----- Forwarded Message -----
From: Hamilton Fischer <fischerhamil...@yahoo.com>
To: "u...@open-mpi.org" <u...@open-mpi.org>
Sent: Monday, January 16, 2012 9:09 PM
Subject: unknown af_family recieved errors...
Hi, I'm having odd issues with my "cluster", I guess.
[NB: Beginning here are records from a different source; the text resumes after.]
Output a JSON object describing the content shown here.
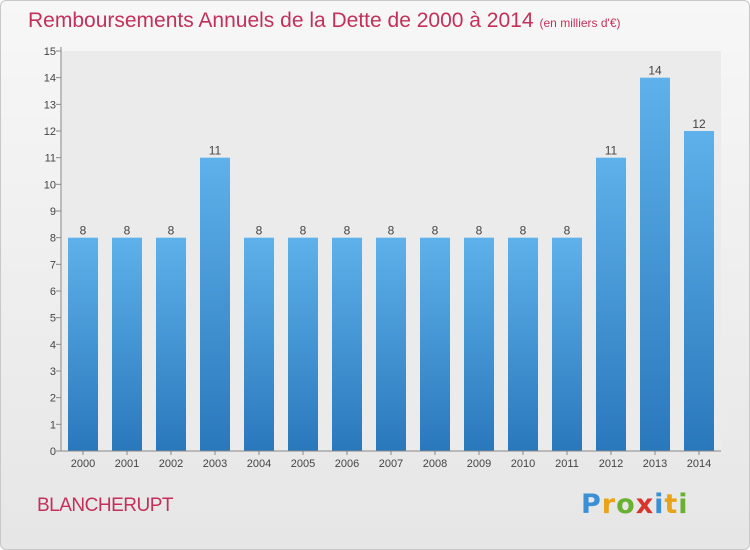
{
  "header": {
    "title": "Remboursements Annuels de la Dette de 2000 à 2014",
    "subtitle": "(en milliers d'€)"
  },
  "footer": {
    "commune": "BLANCHERUPT",
    "brand": "Proxiti"
  },
  "colors": {
    "title": "#c4305a",
    "bar_top": "#5eb1ea",
    "bar_bottom": "#2a78bc"
  },
  "chart_data": {
    "type": "bar",
    "title": "Remboursements Annuels de la Dette de 2000 à 2014",
    "subtitle": "(en milliers d'€)",
    "categories": [
      "2000",
      "2001",
      "2002",
      "2003",
      "2004",
      "2005",
      "2006",
      "2007",
      "2008",
      "2009",
      "2010",
      "2011",
      "2012",
      "2013",
      "2014"
    ],
    "values": [
      8,
      8,
      8,
      11,
      8,
      8,
      8,
      8,
      8,
      8,
      8,
      8,
      11,
      14,
      12
    ],
    "data_labels": [
      "8",
      "8",
      "8",
      "11",
      "8",
      "8",
      "8",
      "8",
      "8",
      "8",
      "8",
      "8",
      "11",
      "14",
      "12"
    ],
    "ylim": [
      0,
      15
    ],
    "yticks": [
      0,
      1,
      2,
      3,
      4,
      5,
      6,
      7,
      8,
      9,
      10,
      11,
      12,
      13,
      14,
      15
    ],
    "grid": false,
    "xlabel": "",
    "ylabel": ""
  }
}
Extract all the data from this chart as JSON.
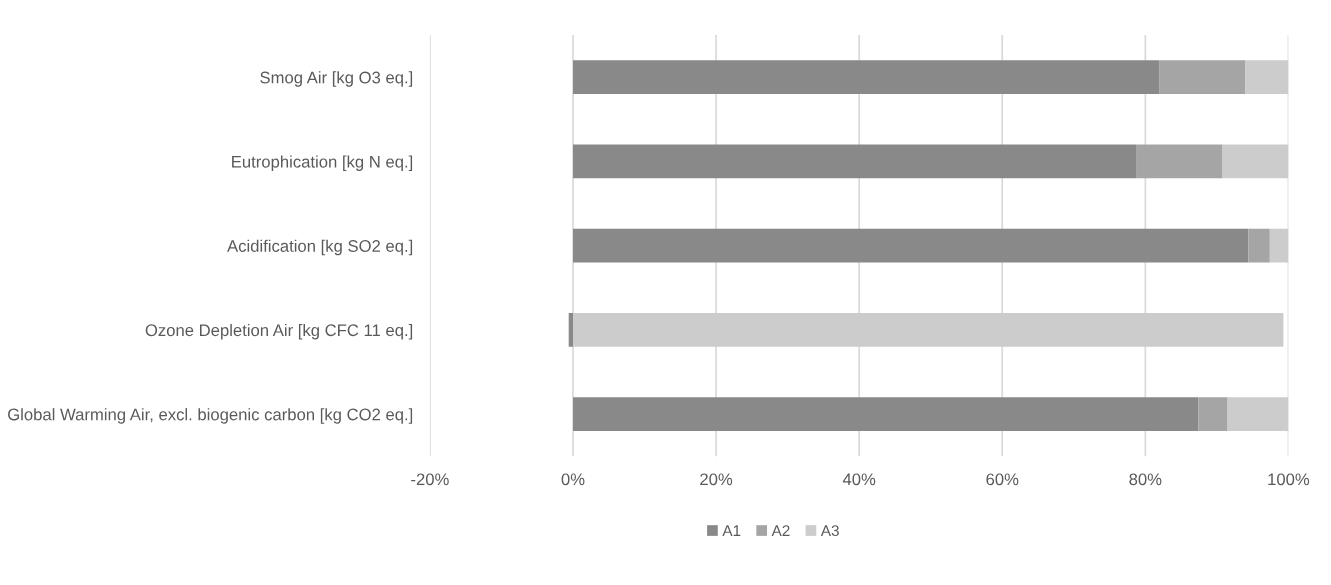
{
  "chart_data": {
    "type": "bar",
    "orientation": "horizontal",
    "stacked": true,
    "categories": [
      "Smog Air [kg O3 eq.]",
      "Eutrophication [kg N eq.]",
      "Acidification [kg SO2 eq.]",
      "Ozone Depletion Air [kg CFC 11 eq.]",
      "Global Warming Air, excl. biogenic carbon [kg CO2 eq.]"
    ],
    "series": [
      {
        "name": "A1",
        "color": "#898989",
        "values": [
          82.0,
          78.7,
          94.4,
          -0.6,
          87.4
        ]
      },
      {
        "name": "A2",
        "color": "#a5a5a5",
        "values": [
          12.0,
          12.1,
          3.0,
          0,
          4.1
        ]
      },
      {
        "name": "A3",
        "color": "#cccccc",
        "values": [
          6.0,
          9.2,
          2.6,
          99.3,
          8.5
        ]
      }
    ],
    "xlim": [
      -20,
      100
    ],
    "xticks": [
      {
        "value": -20,
        "label": "-20%"
      },
      {
        "value": 0,
        "label": "0%"
      },
      {
        "value": 20,
        "label": "20%"
      },
      {
        "value": 40,
        "label": "40%"
      },
      {
        "value": 60,
        "label": "60%"
      },
      {
        "value": 80,
        "label": "80%"
      },
      {
        "value": 100,
        "label": "100%"
      }
    ],
    "grid": "x",
    "legend": "bottom"
  }
}
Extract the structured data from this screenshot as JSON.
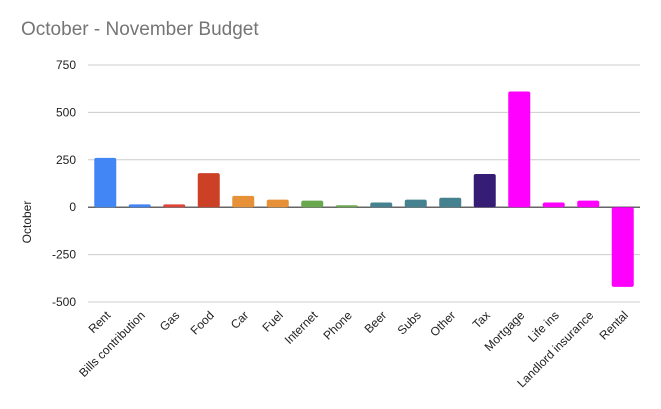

This very simple example
works on one machine, but it gives a load of errors and hangs afterwards when I
try to make it work on parrallelize it across the network.
#include <stdio.h>
#include "mpi.h"
int
main(int argc, char *argv[])
{
int rank, size;
MPI_Init(&argc, &argv);
MPI_Comm_rank(MPI_COMM_WORLD, &rank);
MPI_Comm_size(MPI_COMM_WORLD, &size);
if (rank == 0)
{
int i;
for(i=1; i < size; ++i)
{
int s=1;
MPI_Send(&s, 1, MPI_INT, i, 1, MPI_COMM_WORLD);
}
}
else
{
int r;
MPI_Recv(&r, 1, MPI_INT, 0, 1, MPI_COMM_WORLD, NULL);
printf("%d got a %d\n", rank, r);
}
MPI_Finalize();
return 0;
}
If I do `mpirun -np 3 a.out', where a.out is the executable, I get obvious
output:
1 got a 1
2 got a 1
Now, let's say I go on the network. I use `mpirun --hostfile ../combin_host
a.out', where my hostfile is simply:
# Hostfile
angryrock@192.168.0.1 slots=4
# Hostfile
user@192.168.0.102 slots=2
user@192.168.0.103 slots=2
user@192.168.0.104 slots=2
user@192.168.0.105 slots=2
I get this...
[localhost:04756] mca_btl_tcp_proc: unknown af_family received: 1
[localhost:04756] unknown address family for tcp: 0
[localhost:04756] mca_btl_tcp_proc: unknown af_family received: 1
[localhost:04756] unknown address family for tcp: 0
[localhost:04610] mca_btl_tcp_proc: unknown af_family received: 1
[localhost:04610] unknown address family for tcp: 0
[localhost:04048] mca_btl_tcp_proc: unknown af_family received: 1
...
[localhost:04123] unknown address family for tcp: 0
1 got a 1
2 got a 1
3 got a 1
^Cmpirun: killing job...
The ellipsis encompases a few lines of the same thing probably for each host.
The ending part no doubt is a.out executing on my machine. As is obvious, at
the end, I have to kill it because it hangs.
Any help as to what my issue might be? It obviously is an installation issue...
Thanks,
noobermin